Nach den grossen Abgaben am Freitag (SMI -3,4%) kommt es zu einer technischen Erholung in einzelnen Titeln. Während die Bankentitel und die meisten zyklischen Werte wegen der Unsicherheit nach dem Brexit-Votum der Briten weiter leiden, sind vor allem die defensiven Pharma-Schwergewichte bereits wieder gesucht.

Die Einschätzung der Lage nach dem ersten Schock vom Freitag ist über das Wochenende etwas nüchterner geworden. Man rechne zwar mit zusätzlicher Unsicherheit für die europäische Konjunktur, schreibt etwa die ZKB in einem Kommentar, gehe jedoch dank der relativ robusten Entwicklung in den USA nicht von einer globalen Rezession aus. Ausserdem würden die Zinsen wegen des Brexit tief bleiben, was Aktien im Vergleich mit Obligationen attraktiv mache. Positiv sei auch, dass sich die Volatilität in Grenzen gehalten habe und sich das Währungsgefüge aus Franken-Sicht ausser beim Pfund überraschend wenig verändert habe.

Verluste aufgeholt

Der Swiss Market Index (SMI) legt um 9.30 Uhr 8 Punkte oder 0,10% auf 7'755,05 Zähler zu und hat damit den Anfangsverlust von über 50 Punkten schon mehr als wettgemacht. Der 30 Titel umfassende Swiss Leader Index (SLI), in dem die grössten Titel nicht mit der ganzen Gewichtung enthalten sind, verliert zum Berichtszeitpunkt allerdings noch 0,40% auf 1'156,72 Punkte und der breite Swiss Performance Index (SPI) büsst 0,05% auf 8'391,66 Zähler ein. Von den 30 Blue Chips notieren zur Berichtszeit 19 im Minus und elf im Plus.

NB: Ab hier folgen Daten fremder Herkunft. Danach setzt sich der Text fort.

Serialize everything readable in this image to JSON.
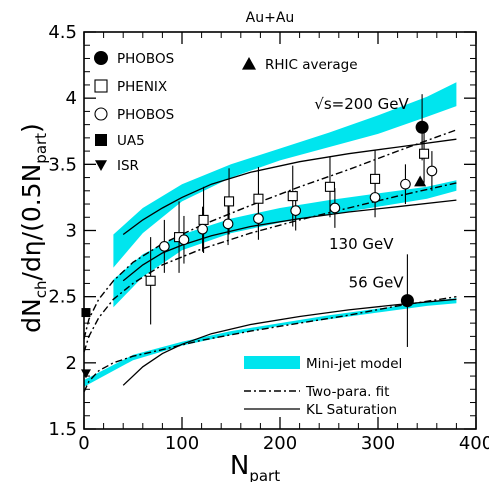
{
  "chart_data": {
    "type": "scatter",
    "title": "Au+Au",
    "xlabel": {
      "main": "N",
      "sub": "part"
    },
    "ylabel": {
      "pre": "dN",
      "sub1": "ch",
      "mid": "/dη/(0.5N",
      "sub2": "part",
      "post": ")"
    },
    "xlim": [
      0,
      400
    ],
    "ylim": [
      1.5,
      4.5
    ],
    "x_ticks": [
      0,
      100,
      200,
      300,
      400
    ],
    "x_tick_labels": [
      "0",
      "100",
      "200",
      "300",
      "400"
    ],
    "y_ticks": [
      1.5,
      2,
      2.5,
      3,
      3.5,
      4,
      4.5
    ],
    "y_tick_labels": [
      "1.5",
      "2",
      "2.5",
      "3",
      "3.5",
      "4",
      "4.5"
    ],
    "grid": false,
    "legend_position": "top-left",
    "legend_points": [
      {
        "name": "PHOBOS",
        "marker": "filled-circle"
      },
      {
        "name": "PHENIX",
        "marker": "open-square"
      },
      {
        "name": "PHOBOS",
        "marker": "open-circle"
      },
      {
        "name": "UA5",
        "marker": "filled-square"
      },
      {
        "name": "ISR",
        "marker": "filled-down-triangle"
      },
      {
        "name": "RHIC average",
        "marker": "filled-up-triangle"
      }
    ],
    "legend_models": [
      {
        "name": "Mini-jet model",
        "style": "band"
      },
      {
        "name": "Two-para. fit",
        "style": "dash-dot"
      },
      {
        "name": "KL Saturation",
        "style": "solid"
      }
    ],
    "annotations": [
      {
        "label": "√s=200 GeV",
        "x": 235,
        "y": 3.92
      },
      {
        "label": "130 GeV",
        "x": 250,
        "y": 2.86
      },
      {
        "label": "56 GeV",
        "x": 270,
        "y": 2.57
      }
    ],
    "band_color": "#00e5ee",
    "series": [
      {
        "name": "PHOBOS",
        "marker": "filled-circle",
        "points": [
          {
            "x": 330,
            "y": 2.47,
            "err": 0.35
          },
          {
            "x": 345,
            "y": 3.78,
            "err": 0.25
          }
        ]
      },
      {
        "name": "PHENIX",
        "marker": "open-square",
        "points": [
          {
            "x": 68,
            "y": 2.62,
            "err": 0.33
          },
          {
            "x": 97,
            "y": 2.95,
            "err": 0.27
          },
          {
            "x": 122,
            "y": 3.08,
            "err": 0.25
          },
          {
            "x": 148,
            "y": 3.22,
            "err": 0.25
          },
          {
            "x": 178,
            "y": 3.24,
            "err": 0.24
          },
          {
            "x": 213,
            "y": 3.26,
            "err": 0.23
          },
          {
            "x": 251,
            "y": 3.33,
            "err": 0.23
          },
          {
            "x": 297,
            "y": 3.39,
            "err": 0.22
          },
          {
            "x": 347,
            "y": 3.58,
            "err": 0.22
          }
        ]
      },
      {
        "name": "PHOBOS",
        "marker": "open-circle",
        "points": [
          {
            "x": 82,
            "y": 2.88,
            "err": 0.2
          },
          {
            "x": 102,
            "y": 2.93,
            "err": 0.18
          },
          {
            "x": 121,
            "y": 3.01,
            "err": 0.17
          },
          {
            "x": 147,
            "y": 3.05,
            "err": 0.16
          },
          {
            "x": 178,
            "y": 3.09,
            "err": 0.16
          },
          {
            "x": 216,
            "y": 3.15,
            "err": 0.15
          },
          {
            "x": 256,
            "y": 3.17,
            "err": 0.15
          },
          {
            "x": 297,
            "y": 3.25,
            "err": 0.15
          },
          {
            "x": 328,
            "y": 3.35,
            "err": 0.15
          },
          {
            "x": 355,
            "y": 3.45,
            "err": 0.15
          }
        ]
      },
      {
        "name": "UA5",
        "marker": "filled-square",
        "points": [
          {
            "x": 2,
            "y": 2.38
          }
        ]
      },
      {
        "name": "ISR",
        "marker": "filled-down-triangle",
        "points": [
          {
            "x": 2,
            "y": 1.92
          }
        ]
      },
      {
        "name": "RHIC average",
        "marker": "filled-up-triangle",
        "points": [
          {
            "x": 343,
            "y": 3.37
          }
        ]
      }
    ],
    "bands": [
      {
        "name": "200 GeV",
        "lower": {
          "x": [
            30,
            60,
            100,
            150,
            200,
            250,
            300,
            350,
            380
          ],
          "y": [
            2.72,
            2.98,
            3.22,
            3.4,
            3.53,
            3.63,
            3.73,
            3.86,
            3.94
          ]
        },
        "upper": {
          "x": [
            30,
            60,
            100,
            150,
            200,
            250,
            300,
            350,
            380
          ],
          "y": [
            2.97,
            3.17,
            3.35,
            3.5,
            3.62,
            3.74,
            3.87,
            4.01,
            4.12
          ]
        }
      },
      {
        "name": "130 GeV",
        "lower": {
          "x": [
            30,
            60,
            100,
            150,
            200,
            250,
            300,
            350,
            380
          ],
          "y": [
            2.42,
            2.65,
            2.85,
            2.98,
            3.06,
            3.12,
            3.18,
            3.24,
            3.3
          ]
        },
        "upper": {
          "x": [
            30,
            60,
            100,
            150,
            200,
            250,
            300,
            350,
            380
          ],
          "y": [
            2.63,
            2.82,
            2.97,
            3.09,
            3.17,
            3.23,
            3.28,
            3.33,
            3.38
          ]
        }
      },
      {
        "name": "56 GeV",
        "lower": {
          "x": [
            0,
            50,
            100,
            150,
            200,
            250,
            300,
            350,
            380
          ],
          "y": [
            1.82,
            2.02,
            2.13,
            2.21,
            2.28,
            2.33,
            2.38,
            2.43,
            2.45
          ]
        },
        "upper": {
          "x": [
            0,
            50,
            100,
            150,
            200,
            250,
            300,
            350,
            380
          ],
          "y": [
            1.87,
            2.06,
            2.16,
            2.24,
            2.3,
            2.36,
            2.41,
            2.46,
            2.49
          ]
        }
      }
    ],
    "fit_curves": [
      {
        "name": "Two-para. fit 200 GeV",
        "x": [
          0,
          5,
          15,
          30,
          50,
          80,
          120,
          170,
          220,
          270,
          320,
          380
        ],
        "y": [
          2.18,
          2.33,
          2.48,
          2.62,
          2.76,
          2.9,
          3.04,
          3.19,
          3.33,
          3.46,
          3.6,
          3.76
        ]
      },
      {
        "name": "Two-para. fit 130 GeV",
        "x": [
          0,
          5,
          15,
          30,
          50,
          80,
          120,
          170,
          220,
          270,
          320,
          380
        ],
        "y": [
          2.08,
          2.2,
          2.34,
          2.48,
          2.6,
          2.74,
          2.86,
          2.98,
          3.08,
          3.17,
          3.26,
          3.36
        ]
      },
      {
        "name": "Two-para. fit 56 GeV",
        "x": [
          0,
          5,
          15,
          30,
          50,
          80,
          120,
          170,
          220,
          270,
          320,
          380
        ],
        "y": [
          1.78,
          1.86,
          1.94,
          2.0,
          2.05,
          2.1,
          2.17,
          2.24,
          2.3,
          2.36,
          2.43,
          2.5
        ]
      }
    ],
    "kl_curves": [
      {
        "name": "KL Saturation 200 GeV",
        "x": [
          40,
          60,
          80,
          100,
          130,
          170,
          220,
          270,
          320,
          380
        ],
        "y": [
          2.97,
          3.08,
          3.17,
          3.25,
          3.35,
          3.44,
          3.52,
          3.58,
          3.63,
          3.69
        ]
      },
      {
        "name": "KL Saturation 130 GeV",
        "x": [
          40,
          60,
          80,
          100,
          130,
          170,
          220,
          270,
          320,
          380
        ],
        "y": [
          2.62,
          2.74,
          2.83,
          2.89,
          2.96,
          3.03,
          3.09,
          3.14,
          3.18,
          3.23
        ]
      },
      {
        "name": "KL Saturation 56 GeV",
        "x": [
          40,
          60,
          80,
          100,
          130,
          170,
          220,
          270,
          320,
          380
        ],
        "y": [
          1.83,
          1.97,
          2.07,
          2.14,
          2.22,
          2.29,
          2.35,
          2.4,
          2.44,
          2.48
        ]
      }
    ]
  }
}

Die ZKB sieht aufgrund obiger Überlegungen insgesamt bei den Gewinnschätzungen für Schweizer Aktien keinen grossen Handlungsbedarf. Die Analysten der Grossbank HSBC haben ihr Rating für die hiesigen Dividendenpapiere insgesamt gar auf 'Übergewichten' von zuvor 'Untergewichten' erhöht. Begründet wird der Schritt insbesondere mit der defensiven Ausrichtung des Schweizer Marktes, zudem seien die Unternehmen nicht ausschliesslich auf die EU fokussiert, heisst es. Angesichts der Brexit-Unsicherheiten dürften diese Attribute in naher Zukunft sehr stark nachgefragt sein.

Credit Suisse unter Druck

Weiter stark unter Druck sind die Grossbankentitel, wobei die Papiere der kapitalschwächeren Credit Suisse mit -5,8% deutlich stärker an Terrain einbüssen als diejenigen der UBS (-2,1%). Bereits am Freitag waren die Papiere mit -13,9% bzw. -11,2% stark eingebrochen. Die Ungewissheit, was mit dem Finanzplatz London nach dem Brexit-Votum geschieht, laste auf den Kursen, heisst es im Handel. Die Grossbank dürften jedenfalls schon bald einen Abzug aus London prüfen oder zumindest gewisse Aktivitäten dort abbauen und verschieben.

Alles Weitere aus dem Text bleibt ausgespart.